The Vatican ruling is a setback for Catholics who had hoped the institution would modernize its approach to homosexuality.

Dozens of countries, include many in western Europe, have legalized same-sex marriages, and the church’s reluctance to embrace LGBTQ people has long held the potential to alienate it from younger followers.

While Pope Francis has frequently been praised for his welcoming tone toward LGBTQ people both within and outside the church, he approved the March 15 statement.

“The blessing of homosexual unions cannot be considered licit,” wrote the Vatican’s top doctrinal office, the Congregation for the Doctrine of the Faith.

“It is not licit to impart a blessing on relationships or partnerships, even stable, that involve sexual activity outside of marriage, as is the case of the unions between persons of the same sex,” the statement reads.

Blessing same-sex unions, the Vatican says, would send a sign that the Catholic Church approves and encourages “a choice and a way of life that cannot be recognized as objectively ordered to the revealed plans of God.”

The statement says that “God Himself never ceases to bless each of His pilgrim children in this world…but he does not and cannot bless sin.”

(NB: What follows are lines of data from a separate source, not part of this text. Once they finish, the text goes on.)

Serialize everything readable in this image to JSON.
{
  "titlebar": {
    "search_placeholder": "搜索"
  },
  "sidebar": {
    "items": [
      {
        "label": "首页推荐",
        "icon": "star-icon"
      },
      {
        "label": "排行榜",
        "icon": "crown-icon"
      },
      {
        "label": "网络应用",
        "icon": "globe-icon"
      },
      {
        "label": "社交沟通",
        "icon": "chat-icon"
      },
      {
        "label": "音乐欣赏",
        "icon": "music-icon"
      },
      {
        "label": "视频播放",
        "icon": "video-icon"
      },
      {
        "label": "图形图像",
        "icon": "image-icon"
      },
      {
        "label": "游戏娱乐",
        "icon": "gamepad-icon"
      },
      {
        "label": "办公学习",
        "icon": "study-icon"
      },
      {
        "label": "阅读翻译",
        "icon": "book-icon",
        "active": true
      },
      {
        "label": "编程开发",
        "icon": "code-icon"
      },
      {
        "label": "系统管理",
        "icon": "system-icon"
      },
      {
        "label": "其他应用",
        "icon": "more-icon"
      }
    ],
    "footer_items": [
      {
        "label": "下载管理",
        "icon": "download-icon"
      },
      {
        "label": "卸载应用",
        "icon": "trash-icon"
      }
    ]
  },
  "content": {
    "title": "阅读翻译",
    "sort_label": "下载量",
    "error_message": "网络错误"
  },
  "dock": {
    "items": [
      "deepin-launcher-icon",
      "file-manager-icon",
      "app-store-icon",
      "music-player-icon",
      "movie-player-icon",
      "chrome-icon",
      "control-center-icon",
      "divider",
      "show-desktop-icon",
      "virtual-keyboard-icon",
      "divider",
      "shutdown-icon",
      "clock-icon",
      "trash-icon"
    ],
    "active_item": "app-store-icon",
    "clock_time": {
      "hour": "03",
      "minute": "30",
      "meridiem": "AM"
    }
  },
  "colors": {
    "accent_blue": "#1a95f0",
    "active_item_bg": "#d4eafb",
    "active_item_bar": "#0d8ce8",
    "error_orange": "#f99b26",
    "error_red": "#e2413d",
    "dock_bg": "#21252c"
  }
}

Among the German Catholic clergy that support the Vatican’s position are the bishops of Regensburg, Passau, Görlitz and Eichstätt, KNA, the German Bishops Conference news agency, reports.

Same-sex unions are the latest issue on which the German Catholic church has clashed with the Vatican in recent years.

In 2019, it revealed plans for a two-year process of reckoning and reform, to rebuild public trust in the wake of a shocking report into child sexual abuse in the church.

These plans, which included debating priestly celibacy and whether to allow women to play bigger roles in ecclesiastical life, attracted criticism from the Vatican.